God took all of the bad things that happened to Joseph – which were the result of this brothers’ evil toward him – and worked it for the Good. God had intention in their actions.

That’s deep!

Joseph’s story is a great illustration of our text: And we know that, for those who love God, all things work together for good, for those who are called according to his purpose.

I love this verse (Romans 8.28). But I do worry that too many believers take a popular verse like this and apply it to their liking outside of its framed context. This is a real Danger for us. Not just for this verse, but for any verse, really… As we journey into this message and take a closer, deeper look at this verse, I want you to consider right now, that you’re seeing a caution sign. Caution: Don’t take this verse out of context. But maybe that isn’t strong enough. Maybe our sign should read Danger: Don’t take this verse of out of context.

Note: 2 parts – Sovereignty and the Free Will of Men & Context of Suffering

And speaking of context, the context for Romans 8 has not changed; the overall arching context of our passage is suffering. He hasn’t dwelt on suffering, but that is the context. The theme or the topic is the Holy Spirit and the Holy Spirit’s activity in the life of a believer. Paul is writing about certain people and that really comes out in the next couple of verses. Note how many times it says: for those who or those whom. 6x’s! And just who are these those? It is those who love God, those who have been called according to his purpose. If you go back a verse, to 27, you see the Holy Spirit intercedes for these same people in accordance with God’s Will, in accordance with His purpose.

This presupposes a relationship. I would like to stop right there and save this discussion for next week. For now, I want you to know that there is a special relationship between God and his people. Now, even though we won’t discuss them until next week, we need to remember that “those” people are who this verse applies to.

 

Our verse is 8.28: 28 And we know that for those who love God all things work together for good, for those who are called according to his purpose.
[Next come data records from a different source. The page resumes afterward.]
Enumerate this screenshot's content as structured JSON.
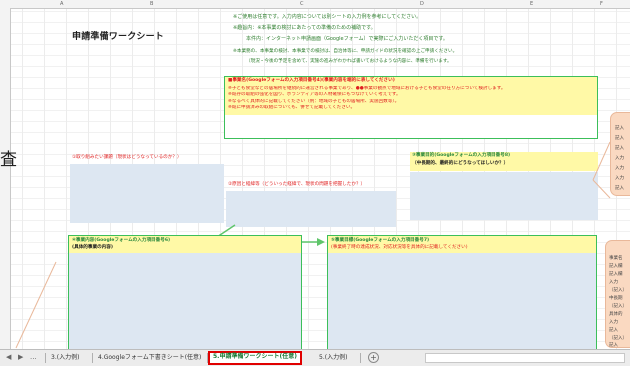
{
  "sheet": {
    "title": "申請準備ワークシート",
    "column_letters": [
      "A",
      "B",
      "C",
      "D",
      "E",
      "F"
    ],
    "notes": [
      "※ご使用は任意です。入力内容については別シートの入力例を参考にしてください。",
      "※趣旨内：※本事業の検討にあたっての準備のための補助です。",
      "本件内：インターネット申請画面（Googleフォーム）で実際にご入力いただく項目です。",
      "※本業務の、本事業の検討、本事業での検討は、自治体等に、申請ガイドの状況を確認の上ご申請ください。",
      "（現況・今後の予定を含めて、実施の進みがわかれば書いておけるような内容に、準備を行います。"
    ],
    "top_box": {
      "heading": "■事業名(Googleフォームの入力項目番号4)(事業内容を端的に表してください)",
      "lines": [
        "※子ども食堂などの居場所を継続的に運営される事業であり、●●事業の観点で地域における子ども食堂の在り方について検討します。",
        "※既存の取組の強化を図り、ボランティア等の人材確保にもつなげていく考えです。",
        "※なるべく具体的に記載してください（例：地域の子どもの居場所、実施回数等）。",
        "※既に申請済みの取組についても、併せて記載してください。"
      ]
    },
    "current_state_label": "①取り組みたい課題（現状はどうなっているのか？）",
    "cause_label": "②原因と経緯等（どういった経緯で、現状の問題を把握したか？）",
    "goal_label": "③事業目的(Googleフォームの入力項目番号8)",
    "goal_sub": "（中長期的、最終的にどうなってほしいか？）",
    "content_label": "④事業内容(Googleフォームの入力項目番号6)",
    "content_sub": "(具体的事業の内容)",
    "target_label": "⑤事業目標(Googleフォームの入力項目番号7)",
    "target_sub": "(事業終了時の達成状況、対応状況等を具体的に記載してください)",
    "right_panel_text": [
      "記入",
      "記入",
      "記入",
      "入力",
      "入力",
      "入力",
      "記入"
    ],
    "right_panel2_text": [
      "事業名",
      "記入欄",
      "記入欄",
      "入力",
      "（記入）",
      "中長期",
      "（記入）",
      "具体的",
      "入力",
      "記入",
      "（記入）",
      "記入"
    ],
    "left_glyph": "査"
  },
  "tabs": {
    "nav_prev": "◀",
    "nav_next": "▶",
    "ellipsis": "...",
    "items": [
      {
        "label": "3.(入力例)"
      },
      {
        "label": "4.Googleフォーム下書きシート(任意)"
      },
      {
        "label": "5.申請準備ワークシート(任意)"
      },
      {
        "label": "5.(入力例)"
      }
    ],
    "add_label": "+"
  }
}
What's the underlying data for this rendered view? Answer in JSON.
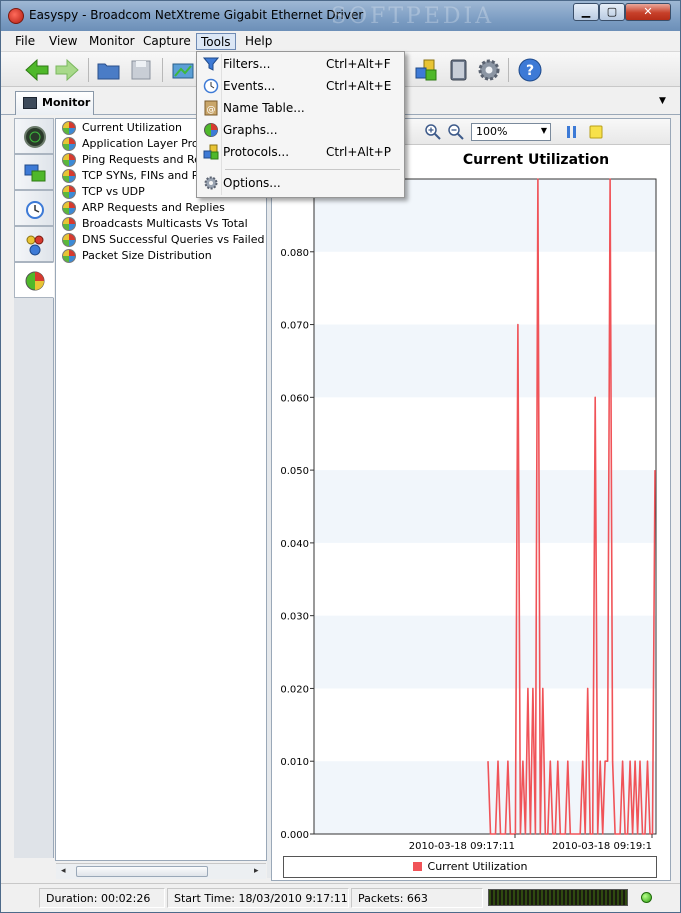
{
  "window": {
    "title": "Easyspy - Broadcom NetXtreme Gigabit Ethernet Driver",
    "watermark": "SOFTPEDIA"
  },
  "menubar": {
    "items": [
      "File",
      "View",
      "Monitor",
      "Capture",
      "Tools",
      "Help"
    ],
    "active": "Tools"
  },
  "tools_menu": {
    "items": [
      {
        "label": "Filters...",
        "shortcut": "Ctrl+Alt+F",
        "icon": "funnel-icon"
      },
      {
        "label": "Events...",
        "shortcut": "Ctrl+Alt+E",
        "icon": "clock-icon"
      },
      {
        "label": "Name Table...",
        "shortcut": "",
        "icon": "name-table-icon"
      },
      {
        "label": "Graphs...",
        "shortcut": "",
        "icon": "pie-chart-icon"
      },
      {
        "label": "Protocols...",
        "shortcut": "Ctrl+Alt+P",
        "icon": "protocols-icon"
      },
      {
        "label": "Options...",
        "shortcut": "",
        "icon": "gear-icon"
      }
    ]
  },
  "tabs": {
    "monitor_label": "Monitor"
  },
  "tree": {
    "items": [
      "Current Utilization",
      "Application Layer Protocols",
      "Ping Requests and Replies",
      "TCP SYNs, FINs and RSTs",
      "TCP vs UDP",
      "ARP Requests and Replies",
      "Broadcasts Multicasts Vs Total",
      "DNS Successful Queries vs Failed Queries",
      "Packet Size Distribution"
    ],
    "selected": 0
  },
  "chart_toolbar": {
    "zoom": "100%"
  },
  "chart_data": {
    "type": "line",
    "title": "Current Utilization",
    "xlabel": "",
    "ylabel": "",
    "ylim": [
      0,
      0.09
    ],
    "yticks": [
      "0.000",
      "0.010",
      "0.020",
      "0.030",
      "0.040",
      "0.050",
      "0.060",
      "0.070",
      "0.080"
    ],
    "xticks": [
      "2010-03-18 09:17:11",
      "2010-03-18 09:19:1"
    ],
    "grid": "alternating horizontal bands",
    "legend_position": "bottom",
    "series": [
      {
        "name": "Current Utilization",
        "color": "#f05358",
        "values": [
          0.01,
          0,
          0,
          0,
          0.01,
          0,
          0,
          0,
          0.01,
          0,
          0,
          0,
          0.07,
          0,
          0.01,
          0,
          0.02,
          0,
          0.02,
          0,
          0.09,
          0,
          0.02,
          0,
          0,
          0.01,
          0,
          0,
          0.01,
          0,
          0,
          0,
          0.01,
          0,
          0,
          0,
          0,
          0,
          0.01,
          0,
          0.02,
          0,
          0,
          0.06,
          0,
          0.01,
          0,
          0.01,
          0.01,
          0.09,
          0.01,
          0,
          0,
          0,
          0.01,
          0,
          0,
          0.01,
          0,
          0.01,
          0,
          0.01,
          0,
          0,
          0.01,
          0,
          0,
          0.05
        ]
      }
    ]
  },
  "status": {
    "duration": "Duration: 00:02:26",
    "start_time": "Start Time: 18/03/2010 9:17:11",
    "packets": "Packets: 663"
  }
}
This morning I simply want to look at this short phrase (all things work together for good) and talk to you about what we know because of whom we know. We are God’s and with that knowledge of him, we experience confidence. It comes back to the old adage: It’s not what you know, but whom you know!

It says in v.28 And we know (perceive; not experiential); in the original language of Gk there are these two different words for what we translate ‘know’. Other languages differentiate between these two understandings of this word. English, not so much. One word is γινώσκω and it is experiential knowledge. The other word is οἶδα and it means to perceive something.

Ill.: let’s say a boy is watching his dad hammer in a nail. The dad misses the nail and hits his thumb. The dad now knows by experience that when you hammer in a nail and miss the nail and hit your thumb, it hurts. That’s the word γινώσκω. The son, who is watching, he’s never hit his thumb with a nail. But, he’s watching closely and he sees his father’s reaction. He hears his father cry out. He sees his father recoil;  he grabs his thumb; he drops his hammer. The boy percieves his father’s pain. He knows (oida) that if you hit your thumb with a hammer it will hurt.

Paul writes: We know (we perceive) that for those who love God all things work together for good, for those who are called according to his purpose.

Because we know God, we can be confident that all things work together for good. But what if it doesn’t seem like it at the time? all things work together for good… Listen you can have confidence that just like Joseph, God is working his plan, just as he did for the people of Israel.

  1. πάντα: all things
  2. συνεργεῖ: work together
  3. εἰς ἀγαθόν: for good

How do you think we would live if we truly believed that God was sovereign? Some of you are getting scared! You’ve heard these verses and predestination, foreknowledge, election, and calling, those terms scare you. But don’t be. This is just a simple question: How would we live if we truly believed that God was in control of this world, even down to the bottom of our lives?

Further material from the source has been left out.